Evian-les-Bains : le Casino municipal Les projets se multiplient autour du casino, qui, à partir de 1892, est géré par la Société des Eaux d'Évian. En 1894, après avoir remporté le concours du palais de Rumine à Lausanne, le Lyonnais Gaspard André fournit des projets pour un casino et un institut d'hydrothérapie. Ses propositions ne seront pas retenues.

L'intervention majeure reste à faire. Elle revient à l'architecte Jean-Albert Hébrard, également maître d'œuvre de la buvette Cachat (1903) et de l'hôtel Royal (1909), qui reconstruit dès 1911 le cœur de ce casino fait de bric et de broc.
À la demande de la Société du Casino, constituée en 1909, il confère au nouveau bâtiment cette physionomie de grosse pièce montée byzantine qu'on lui connaît aujourd'hui. Toute de béton armé, la double calotte du dôme épanoui de la rotonde centrale remplace l'ancien château de Blonay et vient s'immiscer entre le théâtre et le restaurant.
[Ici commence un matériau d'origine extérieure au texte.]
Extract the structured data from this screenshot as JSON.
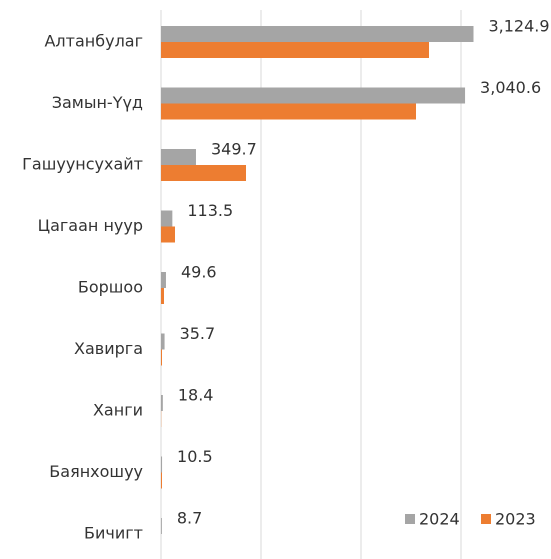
{
  "chart_data": {
    "type": "hbar",
    "categories": [
      "Алтанбулаг",
      "Замын-Үүд",
      "Гашуунсухайт",
      "Цагаан нуур",
      "Боршоо",
      "Хавирга",
      "Ханги",
      "Баянхошуу",
      "Бичигт"
    ],
    "series": [
      {
        "name": "2024",
        "color": "#a5a5a5",
        "values": [
          3124.9,
          3040.6,
          349.7,
          113.5,
          49.6,
          35.7,
          18.4,
          10.5,
          8.7
        ],
        "value_labels": [
          "3,124.9",
          "3,040.6",
          "349.7",
          "113.5",
          "49.6",
          "35.7",
          "18.4",
          "10.5",
          "8.7"
        ]
      },
      {
        "name": "2023",
        "color": "#ed7d31",
        "values": [
          2680,
          2550,
          850,
          140,
          30,
          10,
          2,
          10,
          0
        ]
      }
    ],
    "xlim": [
      0,
      3900
    ],
    "xticks": [
      0,
      1000,
      2000,
      3000
    ],
    "grid": true,
    "legend": "bottom-right"
  }
}
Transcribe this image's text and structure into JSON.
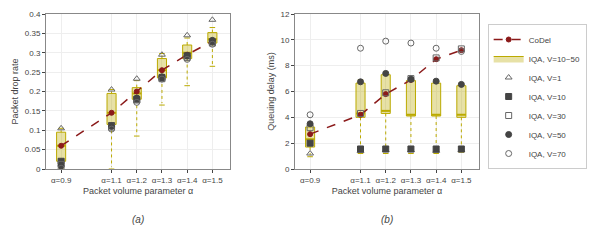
{
  "chart_data": [
    {
      "type": "box",
      "subtitle": "(a)",
      "xlabel": "Packet volume parameter α",
      "ylabel": "Packet drop rate",
      "x": [
        0.9,
        1.1,
        1.2,
        1.3,
        1.4,
        1.5
      ],
      "xlim": [
        0.84,
        1.57
      ],
      "xticks": [
        {
          "value": 0.9,
          "label": "α=0.9"
        },
        {
          "value": 1.1,
          "label": "α=1.1"
        },
        {
          "value": 1.2,
          "label": "α=1.2"
        },
        {
          "value": 1.3,
          "label": "α=1.3"
        },
        {
          "value": 1.4,
          "label": "α=1.4"
        },
        {
          "value": 1.5,
          "label": "α=1.5"
        }
      ],
      "ylim": [
        0,
        0.4
      ],
      "yticks": [
        0,
        0.05,
        0.1,
        0.15,
        0.2,
        0.25,
        0.3,
        0.35,
        0.4
      ],
      "grid": true,
      "legend": "lower right",
      "series": [
        {
          "name": "CoDel",
          "type": "line",
          "color": "#8B1A1A",
          "line_style": "dashed",
          "marker": "circle",
          "values": [
            0.06,
            0.145,
            0.2,
            0.255,
            0.295,
            0.33
          ]
        },
        {
          "name": "IQA, V=10~50",
          "type": "box",
          "color": "#BBAA00",
          "q1": [
            0.02,
            0.115,
            0.18,
            0.235,
            0.285,
            0.325
          ],
          "q3": [
            0.095,
            0.195,
            0.21,
            0.285,
            0.32,
            0.352
          ],
          "median": [
            0.06,
            0.145,
            0.195,
            0.255,
            0.3,
            0.335
          ],
          "whislo": [
            0.005,
            0.005,
            0.095,
            0.17,
            0.22,
            0.27
          ],
          "whishi": [
            0.1,
            0.2,
            0.22,
            0.293,
            0.33,
            0.36
          ],
          "whisker_min": [
            0.0,
            0.0,
            0.085,
            0.165,
            0.215,
            0.265
          ],
          "whisker_max": [
            0.105,
            0.205,
            0.228,
            0.298,
            0.338,
            0.365
          ]
        },
        {
          "name": "IQA, V=1",
          "type": "scatter",
          "color": "#666666",
          "marker": "triangle-up-open",
          "values": [
            0.105,
            0.205,
            0.233,
            0.295,
            0.345,
            0.385
          ]
        },
        {
          "name": "IQA, V=10",
          "type": "scatter",
          "color": "#444444",
          "marker": "square",
          "values": [
            0.02,
            0.112,
            0.18,
            0.236,
            0.292,
            0.328
          ]
        },
        {
          "name": "IQA, V=30",
          "type": "scatter",
          "color": "#666666",
          "marker": "square-open",
          "values": [
            0.012,
            0.108,
            0.178,
            0.233,
            0.288,
            0.325
          ]
        },
        {
          "name": "IQA, V=50",
          "type": "scatter",
          "color": "#444444",
          "marker": "circle",
          "values": [
            0.008,
            0.11,
            0.183,
            0.238,
            0.292,
            0.332
          ]
        },
        {
          "name": "IQA, V=70",
          "type": "scatter",
          "color": "#666666",
          "marker": "circle-open",
          "values": [
            0.002,
            0.103,
            0.172,
            0.232,
            0.283,
            0.322
          ]
        }
      ]
    },
    {
      "type": "box",
      "subtitle": "(b)",
      "xlabel": "Packet volume parameter α",
      "ylabel": "Queuing delay (ms)",
      "x": [
        0.9,
        1.1,
        1.2,
        1.3,
        1.4,
        1.5
      ],
      "xlim": [
        0.84,
        1.57
      ],
      "xticks": [
        {
          "value": 0.9,
          "label": "α=0.9"
        },
        {
          "value": 1.1,
          "label": "α=1.1"
        },
        {
          "value": 1.2,
          "label": "α=1.2"
        },
        {
          "value": 1.3,
          "label": "α=1.3"
        },
        {
          "value": 1.4,
          "label": "α=1.4"
        },
        {
          "value": 1.5,
          "label": "α=1.5"
        }
      ],
      "ylim": [
        0,
        12
      ],
      "yticks": [
        0,
        2,
        4,
        6,
        8,
        10,
        12
      ],
      "grid": true,
      "series": [
        {
          "name": "CoDel",
          "type": "line",
          "color": "#8B1A1A",
          "line_style": "dashed",
          "marker": "circle",
          "values": [
            2.7,
            4.2,
            5.8,
            6.9,
            8.5,
            9.2
          ]
        },
        {
          "name": "IQA, V=10~50",
          "type": "box",
          "color": "#BBAA00",
          "q1": [
            1.7,
            4.0,
            4.3,
            4.1,
            4.1,
            4.0
          ],
          "q3": [
            3.25,
            6.65,
            7.3,
            6.85,
            6.65,
            6.45
          ],
          "median": [
            2.3,
            4.3,
            4.5,
            4.2,
            4.2,
            4.2
          ],
          "whislo": [
            1.1,
            1.35,
            1.35,
            1.35,
            1.35,
            1.45
          ],
          "whishi": [
            3.4,
            6.75,
            7.4,
            6.95,
            6.8,
            6.55
          ],
          "whisker_min": [
            0.95,
            1.2,
            1.2,
            1.2,
            1.2,
            1.3
          ],
          "whisker_max": [
            3.55,
            6.9,
            7.5,
            7.05,
            6.9,
            6.65
          ]
        },
        {
          "name": "IQA, V=1",
          "type": "scatter",
          "color": "#666666",
          "marker": "triangle-up-open",
          "values": [
            1.2,
            1.4,
            1.45,
            1.45,
            1.4,
            1.45
          ]
        },
        {
          "name": "IQA, V=10",
          "type": "scatter",
          "color": "#444444",
          "marker": "square",
          "values": [
            2.0,
            1.55,
            1.55,
            1.55,
            1.55,
            1.55
          ]
        },
        {
          "name": "IQA, V=30",
          "type": "scatter",
          "color": "#666666",
          "marker": "square-open",
          "values": [
            3.2,
            4.3,
            5.9,
            7.0,
            8.6,
            9.3
          ]
        },
        {
          "name": "IQA, V=50",
          "type": "scatter",
          "color": "#444444",
          "marker": "circle",
          "values": [
            3.5,
            6.75,
            7.4,
            6.95,
            6.8,
            6.55
          ]
        },
        {
          "name": "IQA, V=70",
          "type": "scatter",
          "color": "#666666",
          "marker": "circle-open",
          "values": [
            4.2,
            9.35,
            9.9,
            9.75,
            9.35,
            9.1
          ]
        }
      ]
    }
  ]
}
Si bien que soudain, dans son parcours de villégiature lémanique, le touriste se trouve confronté à un morceau d'orientalisme, évoquant la Sainte Sophie d'Istanbul.

De nos jours, le Casino d'Evian possède 250 machines à sous et 9 jeux de tables, 5 bars et restaurants. Des salons privatifs sont mis à la disposition des clients pour des séminaires, mariages ou autres.
Il fait partie de l'Évian Resort, un complexe comprenant également golf, spas, thermes et hôtels de luxe.